July 19th, 2010 at 12:42 am
Simon: Years before any of us heard of the internet it was developed by DARPA for DOD for rapid, secure missile defense communications during the Cold War. Is it now ‘massively interconnected’ with web fluff? And other critical systems? Doubt it, but it’s probably not impenetrable. Check for yourself: http://www.darpa.mil/internetbibliography.html http://www.darpa.mil/Docs/Internet_Development_200807180909255.pdf
July 19th, 2010 at 10:18 am
I think the void of economic means and lack of intellectual leadership since around 2000 will leave a drain on the products of the future. Expect a void somewhere, soon, of development and ideas, as the effects of this recession will be felt long after the supposed recovery, and it will be very apparent in the areas of technology and development. Everything revolves around the dollar it produces. Many of todays greatest products and technologies were the result of past government spending on defense, not corporate America looking out of our “best interests”.
July 20th, 2010 at 12:59 pm
“We need to remember that there was once no such thing as an internet.”
Or computers, or motor-vehicles, or guns, or metal tools. Come to think of it, we could always go back to beating each other with wooden clubs… ;)
July 22nd, 2010 at 1:57 pm
Nice chart… But the electricity consumption statistics are wrong. From
http://en.wikipedia.org/wiki/Energy_in_the_United_States
“Visible or embedded (i. e. hidden) computers are found everywhere: in all sectors listed in the above chapter, as well as in all subsectors listed in the column entitled Major uses in the above tables.

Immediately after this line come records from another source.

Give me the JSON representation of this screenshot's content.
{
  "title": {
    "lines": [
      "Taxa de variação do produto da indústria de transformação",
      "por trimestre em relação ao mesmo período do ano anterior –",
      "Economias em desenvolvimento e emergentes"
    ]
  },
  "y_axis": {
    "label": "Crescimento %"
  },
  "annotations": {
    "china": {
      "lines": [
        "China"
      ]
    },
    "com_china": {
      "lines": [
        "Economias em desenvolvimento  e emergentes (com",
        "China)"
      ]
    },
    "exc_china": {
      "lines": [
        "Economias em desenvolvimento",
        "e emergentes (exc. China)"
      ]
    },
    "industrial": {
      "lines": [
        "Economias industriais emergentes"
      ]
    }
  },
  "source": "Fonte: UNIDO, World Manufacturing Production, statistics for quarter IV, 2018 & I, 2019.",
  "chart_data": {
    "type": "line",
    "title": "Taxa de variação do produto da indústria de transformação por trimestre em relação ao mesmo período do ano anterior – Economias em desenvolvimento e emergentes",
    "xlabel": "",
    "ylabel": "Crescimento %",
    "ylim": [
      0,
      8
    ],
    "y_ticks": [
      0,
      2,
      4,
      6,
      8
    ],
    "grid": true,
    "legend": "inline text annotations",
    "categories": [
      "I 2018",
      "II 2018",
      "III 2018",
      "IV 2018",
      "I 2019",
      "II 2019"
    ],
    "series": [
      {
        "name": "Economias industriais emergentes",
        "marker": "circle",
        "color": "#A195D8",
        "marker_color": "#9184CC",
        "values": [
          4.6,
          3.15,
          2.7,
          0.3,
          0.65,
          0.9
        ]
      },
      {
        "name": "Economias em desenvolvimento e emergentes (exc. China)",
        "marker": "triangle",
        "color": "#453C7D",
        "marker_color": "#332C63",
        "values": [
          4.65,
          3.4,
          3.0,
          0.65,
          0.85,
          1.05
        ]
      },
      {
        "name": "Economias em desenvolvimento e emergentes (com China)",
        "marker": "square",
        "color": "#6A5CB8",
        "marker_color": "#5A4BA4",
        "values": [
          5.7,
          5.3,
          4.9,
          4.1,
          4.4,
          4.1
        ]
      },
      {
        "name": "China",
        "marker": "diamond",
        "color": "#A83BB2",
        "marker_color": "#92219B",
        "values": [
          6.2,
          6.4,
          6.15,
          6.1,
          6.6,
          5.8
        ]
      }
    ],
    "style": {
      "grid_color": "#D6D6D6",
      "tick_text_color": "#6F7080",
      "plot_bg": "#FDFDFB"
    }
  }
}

In 1999, a study by Mark. P. Mills [25] of the Green Earth Society reported that computers consumed 13% of the entire US supply. Numerous researchers questioned Mills’ methodology and it was later demonstrated that he was off by an order of magnitude; for example, Lawrence Berkeley Labs concluded that the figure was nearer three percent of US electricity use. Although the Mills study was inaccurate[26][27][28], it helped drive the debate to the national level, and in 2006 the US Senate started a study of the energy consumption of Server farms.”
July 22nd, 2010 at 2:00 pm
See also http://www.eia.doe.gov/ask/electricity_faqs.asp#electricity_lighting for some residential statistics. PCs are small users of power compared to lighting and AC. AC is the number 1 user of household power by a small margin. 4.6 times PCs.